Ms Roy Chowdhury posed the question of how climatically vulnerable areas such as Sundarbans, should be approached for development while depending on local materials such as bamboo and what should be our policies to deal with the same. Mr. Laurent Fournier agreed with the strategy of one disaster resilient room in the house. It is a valuable concept and provides the owner the freedom to expand it. Also, certification of structures made from local materials is possible. To make this happen, practitioners need to work with these materials and put their scientific knowledge towards this agenda. Standardization will be the last step. Mr. Fournier also explained how hybrid building designs were developed in Sundarbans which is a response to the frequent flooding in the area and that it has been successful. 

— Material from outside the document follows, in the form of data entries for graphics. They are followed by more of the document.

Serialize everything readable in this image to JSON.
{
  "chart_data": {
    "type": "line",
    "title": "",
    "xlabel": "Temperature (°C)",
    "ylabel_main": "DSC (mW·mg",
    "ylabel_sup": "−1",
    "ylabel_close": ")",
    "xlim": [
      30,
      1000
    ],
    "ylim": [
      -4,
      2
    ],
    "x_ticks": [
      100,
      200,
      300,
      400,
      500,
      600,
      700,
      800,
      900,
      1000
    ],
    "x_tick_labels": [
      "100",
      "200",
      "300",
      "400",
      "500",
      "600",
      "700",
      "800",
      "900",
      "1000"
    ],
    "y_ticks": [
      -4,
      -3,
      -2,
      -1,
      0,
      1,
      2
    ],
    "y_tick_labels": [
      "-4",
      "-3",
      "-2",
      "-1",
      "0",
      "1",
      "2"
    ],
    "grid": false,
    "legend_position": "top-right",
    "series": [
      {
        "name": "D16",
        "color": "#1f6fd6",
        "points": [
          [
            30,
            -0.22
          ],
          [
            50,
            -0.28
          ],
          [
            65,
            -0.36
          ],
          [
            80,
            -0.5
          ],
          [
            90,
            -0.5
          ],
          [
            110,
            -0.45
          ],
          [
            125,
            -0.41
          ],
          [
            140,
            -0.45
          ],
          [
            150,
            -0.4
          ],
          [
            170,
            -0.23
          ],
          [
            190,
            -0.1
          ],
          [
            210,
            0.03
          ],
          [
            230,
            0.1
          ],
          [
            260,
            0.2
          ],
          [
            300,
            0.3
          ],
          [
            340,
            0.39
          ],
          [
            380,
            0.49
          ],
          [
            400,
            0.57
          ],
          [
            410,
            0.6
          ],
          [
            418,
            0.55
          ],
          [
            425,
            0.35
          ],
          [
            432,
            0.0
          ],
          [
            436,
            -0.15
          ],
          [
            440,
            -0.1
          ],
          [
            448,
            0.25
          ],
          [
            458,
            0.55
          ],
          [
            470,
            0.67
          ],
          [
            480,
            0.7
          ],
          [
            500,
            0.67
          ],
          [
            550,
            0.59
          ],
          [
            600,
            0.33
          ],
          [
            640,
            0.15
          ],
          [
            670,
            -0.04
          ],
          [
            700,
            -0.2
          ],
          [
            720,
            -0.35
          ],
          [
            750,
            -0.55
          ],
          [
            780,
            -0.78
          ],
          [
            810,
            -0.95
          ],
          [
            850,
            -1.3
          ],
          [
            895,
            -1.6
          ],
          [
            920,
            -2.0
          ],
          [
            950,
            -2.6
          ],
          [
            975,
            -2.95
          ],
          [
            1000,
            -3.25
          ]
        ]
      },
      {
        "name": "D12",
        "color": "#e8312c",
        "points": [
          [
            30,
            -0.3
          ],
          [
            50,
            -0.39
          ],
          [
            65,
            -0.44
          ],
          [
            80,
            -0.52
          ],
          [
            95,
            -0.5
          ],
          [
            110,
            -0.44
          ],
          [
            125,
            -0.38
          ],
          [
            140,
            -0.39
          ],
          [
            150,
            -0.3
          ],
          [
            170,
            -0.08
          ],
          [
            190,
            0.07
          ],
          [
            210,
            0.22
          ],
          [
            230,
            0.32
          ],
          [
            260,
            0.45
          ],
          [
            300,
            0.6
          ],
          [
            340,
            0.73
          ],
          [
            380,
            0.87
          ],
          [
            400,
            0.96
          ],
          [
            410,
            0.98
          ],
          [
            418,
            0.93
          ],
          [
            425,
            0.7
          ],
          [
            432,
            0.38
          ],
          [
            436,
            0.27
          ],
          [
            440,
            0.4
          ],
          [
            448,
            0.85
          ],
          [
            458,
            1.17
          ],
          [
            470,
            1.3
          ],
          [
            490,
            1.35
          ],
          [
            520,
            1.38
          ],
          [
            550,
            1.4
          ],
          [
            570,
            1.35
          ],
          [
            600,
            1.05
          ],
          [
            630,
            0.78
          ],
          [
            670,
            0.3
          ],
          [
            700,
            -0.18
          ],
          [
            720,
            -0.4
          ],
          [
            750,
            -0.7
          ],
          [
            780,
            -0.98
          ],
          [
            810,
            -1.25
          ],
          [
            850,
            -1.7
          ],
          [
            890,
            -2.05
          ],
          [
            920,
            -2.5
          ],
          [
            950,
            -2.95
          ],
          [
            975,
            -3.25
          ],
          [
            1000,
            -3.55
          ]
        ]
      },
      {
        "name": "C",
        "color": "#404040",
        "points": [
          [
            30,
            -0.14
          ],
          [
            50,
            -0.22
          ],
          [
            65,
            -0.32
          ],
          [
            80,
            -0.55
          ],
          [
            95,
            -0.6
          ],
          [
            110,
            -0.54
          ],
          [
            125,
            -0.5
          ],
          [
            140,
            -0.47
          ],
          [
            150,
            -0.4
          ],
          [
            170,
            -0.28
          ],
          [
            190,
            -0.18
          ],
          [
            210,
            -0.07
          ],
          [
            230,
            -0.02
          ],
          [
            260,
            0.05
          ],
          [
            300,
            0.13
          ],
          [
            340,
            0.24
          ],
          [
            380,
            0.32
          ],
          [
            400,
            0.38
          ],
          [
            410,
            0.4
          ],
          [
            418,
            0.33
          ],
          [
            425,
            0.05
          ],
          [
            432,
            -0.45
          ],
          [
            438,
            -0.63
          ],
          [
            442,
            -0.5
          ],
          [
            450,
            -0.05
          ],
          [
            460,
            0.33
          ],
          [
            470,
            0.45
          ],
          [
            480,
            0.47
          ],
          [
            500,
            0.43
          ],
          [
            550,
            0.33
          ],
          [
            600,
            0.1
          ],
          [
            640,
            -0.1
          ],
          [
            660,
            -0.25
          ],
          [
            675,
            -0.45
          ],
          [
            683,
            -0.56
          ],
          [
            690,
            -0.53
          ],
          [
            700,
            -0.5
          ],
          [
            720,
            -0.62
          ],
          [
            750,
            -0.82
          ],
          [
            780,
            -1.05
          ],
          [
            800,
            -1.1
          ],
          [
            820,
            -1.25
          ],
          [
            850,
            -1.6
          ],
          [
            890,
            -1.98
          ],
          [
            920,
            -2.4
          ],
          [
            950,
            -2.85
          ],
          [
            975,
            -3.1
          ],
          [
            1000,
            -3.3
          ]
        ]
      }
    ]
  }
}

To the question of strategies to mainstream climate appropriate self-built housing, Mr Rajneesh Sareen responded that the adoption of fast-paced alternate construction technologies is very high in Schedule of Rates. So can be done with the traditional technologies. There is a need to develop prototypes which will lead to standardization. Also, same standard will not apply to the entire state. The appropriateness of usage of construction technologies can be defined on the basis of vulnerability of the zone in which they lie. For instance, in some zones wind might be an important factor and hence the roofing/walling technologies that are able to resist the winds can be frozen for that zone. This makes vulnerability mapping crucial. Mr Sareen concluded the discussion by stressing on the need for demonstration which will transform the market. Once the focus is on solutions, the ecosystem will start reshaping like inclusion in the schedule of rates.